El caso de María Eugenia (nombre ficticio) es de esos que ponen a prueba los límites del sistema.
Se divorció en julio de 2009, a quien había denunciado por malos tratos meses antes. La denuncia, sin embargo, no prosperó por la vía penal y fue archivada por falta de indicios. En el convenio regulador del dirvocio, además, renunció a la pensión compensatoria.
Años más tarde, en 2023, tras el fallecimiento de su exmarido, solicitó la pensión de viudedad. Entendía que concurrián las circunstancias para acceder a tal prestación.
Pero el Instituto Nacional de Seguridad Social (INSS) y la Tesorería General de la Seguridad (TGSS) no compartieron ese criterio.
Ambos organismos aplicaron una interpretación estricta del artículo 220 de la Ley General de Seguridad Social (LGSS): en los supuestos de separación o divorcio, el acceso a la pensión de viudedad exige, con carácter general, ser beneficiaria de una pensión compensatoria. Y María Eugenia renunció a la pensión compensatoria en el convenio de separación firmado en 2009.
Por ello, denegaron la prestación, lo que llevó a la mujer a reclamar dicho derecho por vía judicial.
La excepción del artículo 220 de la LGSS, clave del caso
El Juzgado de lo Social nº6 de Murcia desestimó el recurso presentado por la mujer, dando la razón al INSS y la TGSS, absolviéndolas de la concesión de la prestación.
Sin embargo, la demandante interpondría un recurso de suplicación —el equivalente al de apelación en la vía civil o penal— ante el TSJ de Murcia.
La Sala de lo Social, formada por María Dolores Nogueroles Peña, Mariano Gascón Valero y Juana Vera Martínez, rechazan la interpretación del tribunal de instancia.
El párrafo tercero del artículo 220.1 de la Ley General de la Seguridad Social (LGSS) tiene una excepción: permite acceder a la pensión de viudedad aunque no exista pensión compensatoria cuando la mujer pueda acreditar que fue víctima de violencia de género en el momento de la separación o el divorcio.
Y esa acreditación —subraya la norma— no se limita a la existencia de una sentencia condenatoria. También puede realizarse mediante orden de protección, informe del Ministerio Fiscal o, de forma más amplia, «por cualquier otro medio de prueba admitido en Derecho».
Es decir, se establecen dos vías. La primera, por sentencia firme por violencia de género en el momento de la separación o divorcio. Y en segundo lugar, por indicios de ser víctima de violencia de género bajo cualquier «medio de prueba válido en Derecho», en el mismo momento.

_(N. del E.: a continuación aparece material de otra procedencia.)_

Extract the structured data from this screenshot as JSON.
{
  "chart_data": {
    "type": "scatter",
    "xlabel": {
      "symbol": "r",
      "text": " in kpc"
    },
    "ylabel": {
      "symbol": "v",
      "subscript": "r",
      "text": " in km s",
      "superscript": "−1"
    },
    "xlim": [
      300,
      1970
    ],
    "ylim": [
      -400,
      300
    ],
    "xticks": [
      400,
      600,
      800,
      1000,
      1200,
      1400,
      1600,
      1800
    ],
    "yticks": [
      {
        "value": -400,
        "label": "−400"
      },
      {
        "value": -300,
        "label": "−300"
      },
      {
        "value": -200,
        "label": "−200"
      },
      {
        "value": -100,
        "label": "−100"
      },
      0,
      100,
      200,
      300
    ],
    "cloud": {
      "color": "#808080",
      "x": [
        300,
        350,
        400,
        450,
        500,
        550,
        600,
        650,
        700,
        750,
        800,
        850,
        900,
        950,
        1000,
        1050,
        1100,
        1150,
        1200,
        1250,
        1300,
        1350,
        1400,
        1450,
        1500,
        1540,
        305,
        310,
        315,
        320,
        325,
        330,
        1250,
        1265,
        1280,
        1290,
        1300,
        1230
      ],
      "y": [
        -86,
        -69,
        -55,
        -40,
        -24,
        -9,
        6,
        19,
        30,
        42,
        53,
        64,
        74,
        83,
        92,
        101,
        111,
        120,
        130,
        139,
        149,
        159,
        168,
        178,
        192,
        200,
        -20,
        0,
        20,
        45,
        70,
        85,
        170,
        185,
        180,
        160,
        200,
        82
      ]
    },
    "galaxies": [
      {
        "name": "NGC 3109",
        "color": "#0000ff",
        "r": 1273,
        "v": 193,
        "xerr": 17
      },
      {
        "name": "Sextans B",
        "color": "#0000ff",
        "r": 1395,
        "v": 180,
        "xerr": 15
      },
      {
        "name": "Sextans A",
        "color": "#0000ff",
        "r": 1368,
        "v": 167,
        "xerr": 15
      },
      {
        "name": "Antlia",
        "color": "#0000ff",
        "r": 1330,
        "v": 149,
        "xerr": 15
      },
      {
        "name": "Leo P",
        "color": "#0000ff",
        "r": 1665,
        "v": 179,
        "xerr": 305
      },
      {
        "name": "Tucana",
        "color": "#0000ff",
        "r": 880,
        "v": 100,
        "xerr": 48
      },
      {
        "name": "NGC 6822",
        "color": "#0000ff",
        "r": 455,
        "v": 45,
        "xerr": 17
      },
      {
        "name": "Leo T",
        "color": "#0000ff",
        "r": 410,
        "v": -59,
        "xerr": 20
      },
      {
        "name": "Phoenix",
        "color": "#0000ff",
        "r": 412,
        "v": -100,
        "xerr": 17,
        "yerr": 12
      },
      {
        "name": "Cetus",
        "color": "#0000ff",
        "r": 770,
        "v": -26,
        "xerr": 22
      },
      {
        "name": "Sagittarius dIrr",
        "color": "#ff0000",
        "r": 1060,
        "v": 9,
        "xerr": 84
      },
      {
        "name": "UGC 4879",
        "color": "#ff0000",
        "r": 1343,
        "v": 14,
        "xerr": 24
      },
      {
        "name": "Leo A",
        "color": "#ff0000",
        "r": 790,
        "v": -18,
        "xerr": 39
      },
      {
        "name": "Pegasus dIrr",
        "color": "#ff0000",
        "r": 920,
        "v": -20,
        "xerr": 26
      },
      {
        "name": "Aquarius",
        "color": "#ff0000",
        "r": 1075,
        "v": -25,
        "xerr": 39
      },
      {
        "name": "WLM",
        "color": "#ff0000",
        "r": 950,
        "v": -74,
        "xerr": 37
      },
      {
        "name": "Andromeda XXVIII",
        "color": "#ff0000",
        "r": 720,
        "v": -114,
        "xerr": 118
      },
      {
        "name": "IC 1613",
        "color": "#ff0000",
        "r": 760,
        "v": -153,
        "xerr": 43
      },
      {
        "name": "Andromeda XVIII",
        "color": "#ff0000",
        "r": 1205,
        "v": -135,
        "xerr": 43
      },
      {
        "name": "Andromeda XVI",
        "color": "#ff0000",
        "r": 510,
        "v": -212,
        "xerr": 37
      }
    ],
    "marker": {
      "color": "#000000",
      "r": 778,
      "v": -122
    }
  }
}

Desde el punto de vista jurídico, la sentencia aplica la doctrina del Tribunal Supremo (recurso 2731/2024, de 4 de febrero) que permite acreditar la condición de víctima de violencia de género “por cualquier otro medio de prueba admitido en Derecho”, sin exigir necesariamente una condena penal o una orden de protección.
Es decir, la Sala de lo Social opta, en línea con el Supremo, por una interpretación expansiva y protectora de la concesión de la prestación.
La interpretación flexible
En este caso, considera suficiente una valoración conjunta de los indicios: la denuncia por malos tratos en 2008, los informes médicos y, especialmente, la proximidad temporal con la separación, producida en 2009.
Además, los magistrados van un paso más allá: consideran que la renuncia a la pensión compensatoria se interpreta como una posible consecuencia del contexto de violencia con el objetivo de evitar el conflicto.
«Evidencia que habría tenido derecho a la misma y que, seguramente, en aras a lograr el acuerdo de separación judicial, evitar la conflictividad y poder ‘normalizar’ su vida, optó por renunciar a la misma», señala la sentencia.
La resolución concluye que concurren los elementos necesarios —instrumental, material y cronológico— para reconocer la situación de violencia en el momento de la separación, lo que justifica el acceso a la pensión de viudedad pese a la ausencia de pensión compensatoria.
Y, en consecuencia, reconoce su derecho a percibir la pensión de viudedad, pese a no haber sido beneficiaria de pensión compensatoria.